毒親育ち、子どもを育てる

毒親の元育った私が子どもを育てた話。解毒に至る過程などもぼちぼち書きます。

母の言う通りに医者に告白したときの話

「あなたのために」は「自分のために」だから無視してもいい。

 

もちろん無視しなくてもいいけど、縛られることは絶対にない。

私は母から30年近く「あなたのために」色々してもらった。

アドバイスも貰った。

母は「あなたのために」と好きでもない年上のサラリーマンと再婚してくれた。

母は「あなたのために」と周りにいる敵について教えてくれた。

母は「あなたのために」と進学先を決めてくれた。

母は「あなたのために」と徒歩7分のバス停まで車で送り迎えしてくれた。

母は「あなたのために」と私の交際相手の人格について解説してくれた。

 

 

一番、想い出深い「あなたのために」はやはり結婚にまつわることだ。

夫と出会う前。

私が26歳のころ、母が突然倒れた。

病院に駆けつけ、母が寝ているベッドの傍で主治医(30代男性)と話していると母が目を覚ました。

ホッと安心したのも束の間。

主治医が病室を出た瞬間 母は言った。

「あの先生と結婚しなさい。」

 

その日から母の「あの先生と結婚しなさい。」攻撃は凄かった。

お見舞いに行く度に

お医者さんと結婚すればどんな未来が待っているのか…細かく教えてくれた。

主治医の名前や年齢、人柄についても細かく教えてくれた。

正直、見た目はイマイチだったが

「ああいう人と結婚するのが、あなたが一番幸せになれる。」

「あなたが病室にいると、先生はうれしそうにしている。

あなたのことが好きに違いない。」

退院してからはもっと凄かった。

毎晩、1時間近く「あの先生と結婚しなさい。

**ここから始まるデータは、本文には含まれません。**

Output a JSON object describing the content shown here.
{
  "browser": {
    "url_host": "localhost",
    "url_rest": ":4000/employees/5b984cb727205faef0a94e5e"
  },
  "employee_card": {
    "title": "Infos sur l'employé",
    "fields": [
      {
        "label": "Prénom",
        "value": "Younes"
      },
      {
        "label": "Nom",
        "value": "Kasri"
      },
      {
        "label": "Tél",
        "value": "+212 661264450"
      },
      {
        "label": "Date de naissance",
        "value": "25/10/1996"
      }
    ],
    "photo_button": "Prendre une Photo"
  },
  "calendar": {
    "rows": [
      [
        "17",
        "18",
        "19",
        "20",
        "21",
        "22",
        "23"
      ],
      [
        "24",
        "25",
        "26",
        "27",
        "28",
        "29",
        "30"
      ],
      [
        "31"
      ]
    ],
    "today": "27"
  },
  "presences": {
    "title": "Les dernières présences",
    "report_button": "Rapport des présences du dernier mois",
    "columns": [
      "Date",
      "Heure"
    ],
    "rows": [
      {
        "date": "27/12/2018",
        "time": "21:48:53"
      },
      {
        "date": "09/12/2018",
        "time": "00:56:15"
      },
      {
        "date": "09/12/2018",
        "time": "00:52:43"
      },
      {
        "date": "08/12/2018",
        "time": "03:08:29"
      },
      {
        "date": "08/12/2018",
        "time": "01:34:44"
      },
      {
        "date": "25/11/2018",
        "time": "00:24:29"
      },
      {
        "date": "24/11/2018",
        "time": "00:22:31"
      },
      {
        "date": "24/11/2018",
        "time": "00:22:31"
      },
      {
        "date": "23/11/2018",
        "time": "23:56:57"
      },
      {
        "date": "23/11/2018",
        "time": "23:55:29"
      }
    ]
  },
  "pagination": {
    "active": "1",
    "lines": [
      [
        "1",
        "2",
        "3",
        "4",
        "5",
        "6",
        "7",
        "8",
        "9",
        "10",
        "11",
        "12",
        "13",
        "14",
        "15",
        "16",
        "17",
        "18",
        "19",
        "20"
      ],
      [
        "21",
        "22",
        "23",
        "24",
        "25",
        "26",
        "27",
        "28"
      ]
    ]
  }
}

」という話が続けられた。

私の過去の恋愛のダメ出しがされ、私の見る目の無さをなじられた。

冷静に考えると、私も相当バカなんだがだんだんその気になってきていた。

軽く洗脳されていたのかもしれない。

そして、退院後の最後の診察の日。母に促されるまま

主治医にメルアド付きのメッセージカードを渡した。

 

翌日 主治医からメールが届いた。

詳しくは覚えていないが

「僕は既婚者なので…」という一文があったと思う。

 

母の言う通り、主治医はとても良い人だった。

ただし、既婚者だった。

 

入院から退院、そして複数回の診察。その間約3か月。

なぜ彼女の有無。もしくは既婚か未婚か確認しなかった??

 

母へ疑問をぶつけてみたところ、その答えがまた凄かった。

「だって、そんなこと聞いたら恥ずかしいじゃん」

 

「だって、恥ずかしいじゃん」

悪びれることなく、母は言った。

「残念だったね。」と。

 

恥ずかしいのは完全にこちらである。残念なのは母の頭である。

 

 

 

 

今、自分が母親になって思うのは母親は「こどものために」何かしているわけではない。

私がそうしたいからそうしているだけなのだ。

では、なぜ「あなたのために」を連呼するのか?

それは、自分を肯定したいだけだったのだと思う。

自分の人生や価値観、選択の数々を娘の人生に移植して、正解なのか見てみたいだけなのだ。

だから

「ほら、お母さんの言った通りでしょ」

「自分で決めたんだから、しっかりしなさい」

の間で悩んだりしなくていい。

「あなたのために」を連呼している連中は、本当は「自分のために」「自分を肯定するために」やっているだけだから。